Solved: Re: Issue with Accessing Tables from Non-dbo Schem...

goldenarm253 · ‎12-31-2024

Hello Microsoft Fabric Community,

I am currently working on a data engineering task in Microsoft Fabric that involves retrieving and processing tables from a specific schema in a Lakehouse. While my PySpark script works perfectly when the source schema is dbo, it fails when attempting to retrieve tables from a schema other than dbo. Here’s a breakdown of the issue: (Notebook works correctly for dbo)

------------------------------------------------------------------------------Remove Columns with complete NULLs in schema-------

from pyspark.sql.functions import col, sum as _sum
from pyspark.sql.utils import AnalysisException

# Step 1: Retrieve all table names from the SOQL schema in Salesforce_Lakehouse
try:
table_list = spark.sql("SHOW TABLES IN Salesforce_Lakehouse.SOQL").select("tableName").rdd.flatMap(lambda x: x).collect()
except AnalysisException as e:
print(f"Error retrieving tables: {str(e)}")
table_list = []

# Step 2: Loop through each table, process, and create non-null columns
for table_name in table_list:
try:
print(f"Processing table: {table_name}")

# Load table data from SOQL schema
df = spark.sql(f"SELECT * FROM Salesforce_Lakehouse.SOQL.{table_name}")

# Identify non-null columns
non_null_columns = [
c for c in df.columns
if df.select(_sum(col(c).isNotNull().cast("int"))).collect()[0][0] > 0
]

# Create a DataFrame with non-null columns
df_non_null = df.select(*non_null_columns)

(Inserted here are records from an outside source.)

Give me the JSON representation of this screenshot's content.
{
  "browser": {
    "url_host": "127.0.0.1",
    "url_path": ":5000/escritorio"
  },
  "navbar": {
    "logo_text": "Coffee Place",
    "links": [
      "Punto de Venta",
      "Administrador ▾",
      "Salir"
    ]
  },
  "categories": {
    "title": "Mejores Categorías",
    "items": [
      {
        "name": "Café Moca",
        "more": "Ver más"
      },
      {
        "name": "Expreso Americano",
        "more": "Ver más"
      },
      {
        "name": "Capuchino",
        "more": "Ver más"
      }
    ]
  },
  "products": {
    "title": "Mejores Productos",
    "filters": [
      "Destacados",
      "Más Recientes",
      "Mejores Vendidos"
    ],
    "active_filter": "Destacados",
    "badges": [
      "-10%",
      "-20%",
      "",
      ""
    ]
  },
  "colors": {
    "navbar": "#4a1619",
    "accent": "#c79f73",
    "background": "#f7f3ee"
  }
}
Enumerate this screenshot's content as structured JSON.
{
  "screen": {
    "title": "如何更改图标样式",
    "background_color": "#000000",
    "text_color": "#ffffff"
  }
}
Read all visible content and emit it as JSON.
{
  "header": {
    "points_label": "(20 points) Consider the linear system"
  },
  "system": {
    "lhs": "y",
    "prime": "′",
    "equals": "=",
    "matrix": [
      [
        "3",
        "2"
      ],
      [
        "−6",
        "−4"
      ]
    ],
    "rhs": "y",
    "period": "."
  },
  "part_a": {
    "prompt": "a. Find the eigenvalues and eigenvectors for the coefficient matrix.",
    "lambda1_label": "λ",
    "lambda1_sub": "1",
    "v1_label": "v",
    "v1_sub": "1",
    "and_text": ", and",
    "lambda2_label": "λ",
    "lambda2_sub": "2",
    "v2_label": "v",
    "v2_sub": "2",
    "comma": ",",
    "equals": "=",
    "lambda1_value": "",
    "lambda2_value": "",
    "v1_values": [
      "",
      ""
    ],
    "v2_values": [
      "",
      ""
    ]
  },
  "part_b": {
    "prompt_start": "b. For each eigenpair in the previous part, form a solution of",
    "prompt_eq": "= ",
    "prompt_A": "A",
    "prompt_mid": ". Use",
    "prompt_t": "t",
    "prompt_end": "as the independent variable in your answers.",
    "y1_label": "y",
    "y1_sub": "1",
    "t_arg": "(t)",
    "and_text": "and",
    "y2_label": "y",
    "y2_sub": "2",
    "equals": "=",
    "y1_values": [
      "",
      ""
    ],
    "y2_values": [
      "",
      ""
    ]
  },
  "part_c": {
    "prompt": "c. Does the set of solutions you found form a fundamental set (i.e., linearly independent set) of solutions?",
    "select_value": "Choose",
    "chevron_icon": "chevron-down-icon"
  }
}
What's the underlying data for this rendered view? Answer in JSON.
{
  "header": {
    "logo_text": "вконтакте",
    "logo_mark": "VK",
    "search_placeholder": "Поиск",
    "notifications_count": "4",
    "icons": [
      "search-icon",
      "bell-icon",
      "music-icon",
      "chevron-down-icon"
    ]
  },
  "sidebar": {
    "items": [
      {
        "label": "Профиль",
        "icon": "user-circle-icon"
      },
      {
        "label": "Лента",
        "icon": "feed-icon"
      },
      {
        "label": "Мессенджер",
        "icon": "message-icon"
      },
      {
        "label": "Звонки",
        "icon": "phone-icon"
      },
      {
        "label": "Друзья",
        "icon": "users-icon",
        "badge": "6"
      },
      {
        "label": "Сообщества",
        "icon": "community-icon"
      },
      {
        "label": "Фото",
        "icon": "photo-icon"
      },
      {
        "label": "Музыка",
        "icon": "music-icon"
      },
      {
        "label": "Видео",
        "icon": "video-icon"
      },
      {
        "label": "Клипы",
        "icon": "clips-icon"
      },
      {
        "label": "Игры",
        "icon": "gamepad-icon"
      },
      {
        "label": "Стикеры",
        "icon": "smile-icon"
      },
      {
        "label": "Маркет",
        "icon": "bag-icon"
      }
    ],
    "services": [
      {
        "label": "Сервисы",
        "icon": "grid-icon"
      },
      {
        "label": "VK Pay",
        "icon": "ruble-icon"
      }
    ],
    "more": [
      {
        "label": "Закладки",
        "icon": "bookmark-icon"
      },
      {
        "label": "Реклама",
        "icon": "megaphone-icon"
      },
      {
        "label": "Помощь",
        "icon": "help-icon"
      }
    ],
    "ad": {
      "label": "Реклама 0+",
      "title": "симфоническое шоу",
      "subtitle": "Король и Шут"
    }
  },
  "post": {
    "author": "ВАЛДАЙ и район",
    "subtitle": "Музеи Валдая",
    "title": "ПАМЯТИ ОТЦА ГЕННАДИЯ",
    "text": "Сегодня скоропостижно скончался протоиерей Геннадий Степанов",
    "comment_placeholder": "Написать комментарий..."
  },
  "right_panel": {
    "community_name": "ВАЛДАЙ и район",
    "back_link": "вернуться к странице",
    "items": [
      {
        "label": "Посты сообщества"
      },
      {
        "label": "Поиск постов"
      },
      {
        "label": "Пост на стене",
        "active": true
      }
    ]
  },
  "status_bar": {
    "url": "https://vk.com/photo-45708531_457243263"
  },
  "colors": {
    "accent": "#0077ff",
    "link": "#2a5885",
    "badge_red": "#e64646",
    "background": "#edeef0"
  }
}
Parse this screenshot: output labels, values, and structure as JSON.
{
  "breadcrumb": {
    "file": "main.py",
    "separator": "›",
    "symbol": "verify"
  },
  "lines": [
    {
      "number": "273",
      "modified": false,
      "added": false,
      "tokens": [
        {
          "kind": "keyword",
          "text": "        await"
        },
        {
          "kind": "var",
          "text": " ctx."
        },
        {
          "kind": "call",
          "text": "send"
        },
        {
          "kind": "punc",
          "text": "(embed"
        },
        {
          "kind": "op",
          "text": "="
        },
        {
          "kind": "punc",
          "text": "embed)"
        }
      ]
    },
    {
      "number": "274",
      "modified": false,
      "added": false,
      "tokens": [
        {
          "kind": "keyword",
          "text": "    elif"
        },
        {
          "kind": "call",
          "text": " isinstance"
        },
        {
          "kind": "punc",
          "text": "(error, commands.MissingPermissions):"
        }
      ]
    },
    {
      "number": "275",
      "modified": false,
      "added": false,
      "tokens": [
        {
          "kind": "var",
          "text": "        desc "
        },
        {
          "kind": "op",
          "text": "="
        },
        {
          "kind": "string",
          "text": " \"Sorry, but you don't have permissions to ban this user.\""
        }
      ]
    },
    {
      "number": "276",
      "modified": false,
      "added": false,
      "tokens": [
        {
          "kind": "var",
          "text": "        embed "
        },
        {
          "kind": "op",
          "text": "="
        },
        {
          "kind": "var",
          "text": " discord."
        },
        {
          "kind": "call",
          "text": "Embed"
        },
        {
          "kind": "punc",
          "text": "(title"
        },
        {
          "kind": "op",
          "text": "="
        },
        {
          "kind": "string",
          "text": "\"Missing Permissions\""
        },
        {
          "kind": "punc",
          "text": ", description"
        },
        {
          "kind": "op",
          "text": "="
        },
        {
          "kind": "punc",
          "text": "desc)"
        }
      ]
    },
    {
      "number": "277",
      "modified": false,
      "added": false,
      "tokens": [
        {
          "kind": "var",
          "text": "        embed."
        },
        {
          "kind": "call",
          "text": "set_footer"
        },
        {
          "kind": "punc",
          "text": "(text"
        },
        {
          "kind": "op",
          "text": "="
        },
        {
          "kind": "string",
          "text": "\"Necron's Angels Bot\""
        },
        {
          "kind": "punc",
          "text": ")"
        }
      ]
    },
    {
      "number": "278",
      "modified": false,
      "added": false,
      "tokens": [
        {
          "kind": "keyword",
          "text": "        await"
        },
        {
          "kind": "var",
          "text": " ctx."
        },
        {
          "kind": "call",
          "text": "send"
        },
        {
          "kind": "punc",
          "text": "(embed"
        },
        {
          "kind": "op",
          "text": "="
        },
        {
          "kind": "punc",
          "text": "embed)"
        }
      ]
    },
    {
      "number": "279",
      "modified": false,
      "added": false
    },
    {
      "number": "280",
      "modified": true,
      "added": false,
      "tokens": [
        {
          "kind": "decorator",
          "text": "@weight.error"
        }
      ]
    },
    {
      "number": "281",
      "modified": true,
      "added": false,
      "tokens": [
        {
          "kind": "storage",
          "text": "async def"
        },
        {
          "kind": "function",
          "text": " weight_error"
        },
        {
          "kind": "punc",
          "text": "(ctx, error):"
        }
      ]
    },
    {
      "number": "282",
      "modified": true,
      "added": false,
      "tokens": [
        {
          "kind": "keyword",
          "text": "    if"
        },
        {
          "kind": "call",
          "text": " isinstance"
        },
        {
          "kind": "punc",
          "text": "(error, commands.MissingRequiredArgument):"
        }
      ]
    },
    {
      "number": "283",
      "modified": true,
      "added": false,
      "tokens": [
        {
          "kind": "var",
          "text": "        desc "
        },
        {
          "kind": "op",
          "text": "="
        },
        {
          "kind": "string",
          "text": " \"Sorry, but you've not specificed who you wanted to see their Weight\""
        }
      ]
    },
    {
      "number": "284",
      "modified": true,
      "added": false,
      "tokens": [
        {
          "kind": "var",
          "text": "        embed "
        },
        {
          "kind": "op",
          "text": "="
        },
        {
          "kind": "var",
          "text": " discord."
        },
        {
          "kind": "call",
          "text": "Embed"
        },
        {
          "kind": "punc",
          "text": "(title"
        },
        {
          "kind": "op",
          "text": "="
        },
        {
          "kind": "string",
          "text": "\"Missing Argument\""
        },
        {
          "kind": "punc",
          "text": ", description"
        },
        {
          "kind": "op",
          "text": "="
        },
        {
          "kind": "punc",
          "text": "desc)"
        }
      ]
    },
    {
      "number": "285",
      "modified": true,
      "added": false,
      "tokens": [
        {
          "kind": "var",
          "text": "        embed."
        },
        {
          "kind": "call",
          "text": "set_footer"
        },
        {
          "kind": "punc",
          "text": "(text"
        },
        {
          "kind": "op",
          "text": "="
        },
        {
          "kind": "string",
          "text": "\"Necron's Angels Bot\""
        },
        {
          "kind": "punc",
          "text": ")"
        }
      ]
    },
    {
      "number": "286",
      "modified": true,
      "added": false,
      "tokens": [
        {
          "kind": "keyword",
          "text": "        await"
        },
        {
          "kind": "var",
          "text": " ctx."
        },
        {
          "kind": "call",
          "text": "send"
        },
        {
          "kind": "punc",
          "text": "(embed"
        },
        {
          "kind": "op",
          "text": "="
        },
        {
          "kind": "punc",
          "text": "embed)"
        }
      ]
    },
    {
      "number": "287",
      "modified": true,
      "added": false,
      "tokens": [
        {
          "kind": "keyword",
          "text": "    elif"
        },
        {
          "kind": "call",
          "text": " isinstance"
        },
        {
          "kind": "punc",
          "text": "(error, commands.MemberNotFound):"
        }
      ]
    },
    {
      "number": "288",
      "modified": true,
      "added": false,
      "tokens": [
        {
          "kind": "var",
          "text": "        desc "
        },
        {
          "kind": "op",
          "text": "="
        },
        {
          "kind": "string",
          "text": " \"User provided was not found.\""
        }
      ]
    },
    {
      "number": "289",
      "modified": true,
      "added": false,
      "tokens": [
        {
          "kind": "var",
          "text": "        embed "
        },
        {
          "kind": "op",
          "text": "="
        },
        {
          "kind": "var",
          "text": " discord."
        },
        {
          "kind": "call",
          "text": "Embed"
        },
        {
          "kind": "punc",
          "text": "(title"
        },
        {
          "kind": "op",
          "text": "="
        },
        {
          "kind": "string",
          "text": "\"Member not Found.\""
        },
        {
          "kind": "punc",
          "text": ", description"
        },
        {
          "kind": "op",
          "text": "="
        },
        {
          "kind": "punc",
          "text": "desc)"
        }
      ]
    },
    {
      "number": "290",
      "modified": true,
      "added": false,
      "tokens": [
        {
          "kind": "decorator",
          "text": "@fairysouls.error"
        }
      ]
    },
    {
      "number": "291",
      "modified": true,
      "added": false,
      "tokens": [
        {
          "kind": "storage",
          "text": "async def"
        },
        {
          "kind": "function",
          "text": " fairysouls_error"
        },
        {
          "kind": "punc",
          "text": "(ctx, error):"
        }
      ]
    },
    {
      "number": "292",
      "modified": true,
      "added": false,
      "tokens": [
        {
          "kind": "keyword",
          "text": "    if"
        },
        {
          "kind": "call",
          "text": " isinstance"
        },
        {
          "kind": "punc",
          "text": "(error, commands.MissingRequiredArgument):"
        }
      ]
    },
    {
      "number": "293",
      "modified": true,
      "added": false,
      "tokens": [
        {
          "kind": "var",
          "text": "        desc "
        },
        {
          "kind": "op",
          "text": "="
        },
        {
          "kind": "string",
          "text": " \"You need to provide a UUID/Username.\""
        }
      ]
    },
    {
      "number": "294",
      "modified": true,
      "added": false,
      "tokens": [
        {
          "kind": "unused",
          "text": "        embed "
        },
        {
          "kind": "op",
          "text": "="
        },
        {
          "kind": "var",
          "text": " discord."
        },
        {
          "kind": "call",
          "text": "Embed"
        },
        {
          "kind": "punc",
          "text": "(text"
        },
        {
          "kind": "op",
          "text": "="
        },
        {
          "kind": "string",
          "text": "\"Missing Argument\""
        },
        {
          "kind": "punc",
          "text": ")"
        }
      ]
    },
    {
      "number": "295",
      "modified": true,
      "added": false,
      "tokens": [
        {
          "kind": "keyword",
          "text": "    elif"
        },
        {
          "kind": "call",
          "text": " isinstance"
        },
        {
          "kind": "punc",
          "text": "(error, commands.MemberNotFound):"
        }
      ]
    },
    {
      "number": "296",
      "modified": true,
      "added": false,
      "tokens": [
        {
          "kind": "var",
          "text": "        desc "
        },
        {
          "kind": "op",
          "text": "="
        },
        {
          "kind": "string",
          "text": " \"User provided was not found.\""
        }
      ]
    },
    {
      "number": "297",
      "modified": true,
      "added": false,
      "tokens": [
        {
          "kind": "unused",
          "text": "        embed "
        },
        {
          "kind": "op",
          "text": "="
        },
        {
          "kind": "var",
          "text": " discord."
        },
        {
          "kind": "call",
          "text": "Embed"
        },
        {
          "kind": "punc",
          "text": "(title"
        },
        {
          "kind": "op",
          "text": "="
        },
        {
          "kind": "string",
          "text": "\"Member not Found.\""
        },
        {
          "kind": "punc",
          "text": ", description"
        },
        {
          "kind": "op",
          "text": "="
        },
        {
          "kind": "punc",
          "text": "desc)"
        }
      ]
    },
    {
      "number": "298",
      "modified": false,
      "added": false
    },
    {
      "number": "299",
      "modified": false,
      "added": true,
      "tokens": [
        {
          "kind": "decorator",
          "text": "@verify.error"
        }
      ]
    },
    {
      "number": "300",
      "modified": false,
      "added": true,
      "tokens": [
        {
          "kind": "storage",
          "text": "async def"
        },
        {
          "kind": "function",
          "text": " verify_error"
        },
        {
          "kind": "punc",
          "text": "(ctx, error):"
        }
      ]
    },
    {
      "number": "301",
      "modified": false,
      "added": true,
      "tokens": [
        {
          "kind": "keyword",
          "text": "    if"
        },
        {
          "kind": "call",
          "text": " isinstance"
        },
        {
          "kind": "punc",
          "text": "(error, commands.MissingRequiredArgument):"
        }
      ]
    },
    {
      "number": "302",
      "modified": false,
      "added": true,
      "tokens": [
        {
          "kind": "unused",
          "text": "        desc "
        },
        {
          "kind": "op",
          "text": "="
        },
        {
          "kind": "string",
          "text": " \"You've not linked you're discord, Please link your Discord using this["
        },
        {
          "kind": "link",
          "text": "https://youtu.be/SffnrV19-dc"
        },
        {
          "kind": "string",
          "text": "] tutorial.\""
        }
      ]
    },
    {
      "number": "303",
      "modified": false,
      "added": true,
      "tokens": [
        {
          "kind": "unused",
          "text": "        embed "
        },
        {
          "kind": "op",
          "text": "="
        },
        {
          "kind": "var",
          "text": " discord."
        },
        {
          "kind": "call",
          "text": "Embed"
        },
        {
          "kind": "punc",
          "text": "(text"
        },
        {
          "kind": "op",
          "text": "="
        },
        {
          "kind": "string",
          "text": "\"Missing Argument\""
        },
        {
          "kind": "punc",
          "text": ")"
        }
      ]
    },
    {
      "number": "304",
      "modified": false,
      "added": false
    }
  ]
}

# Check if the table exists in the Salesforce schema
table_exists = spark.sql(f"SHOW TABLES IN Salesforce_Lakehouse.Salesforce").filter(f"tableName = '{table_name}'").count() > 0

if table_exists:
print(f"Table {table_name} exists in Salesforce schema. Overwriting...")
else:
print(f"Table {table_name} does not exist in Saleforce schema. Creating new table...")

# Write the non-null DataFrame to the Salesforce schema
df_non_null.write.mode("overwrite").saveAsTable(f"Salesforce_Lakehouse.Salesforce.{table_name}")

print(f"Table {table_name} processed and saved successfully.")

except AnalysisException as e:
print(f"Error processing table {table_name}: {str(e)}")
except Exception as e:
print(f"Unexpected error with table {table_name}: {str(e)}")

----------------------

The Problem

The code above works seamlessly when using the dbo schema as the source (e.g., Salesforce_Lakehouse.dbo). However, when I attempt to retrieve tables from a different schema, such as Salesforce_Lakehouse.SOQL, it throws an error indicating that the schema cannot be found: ( I have changed to other schemas with the same results)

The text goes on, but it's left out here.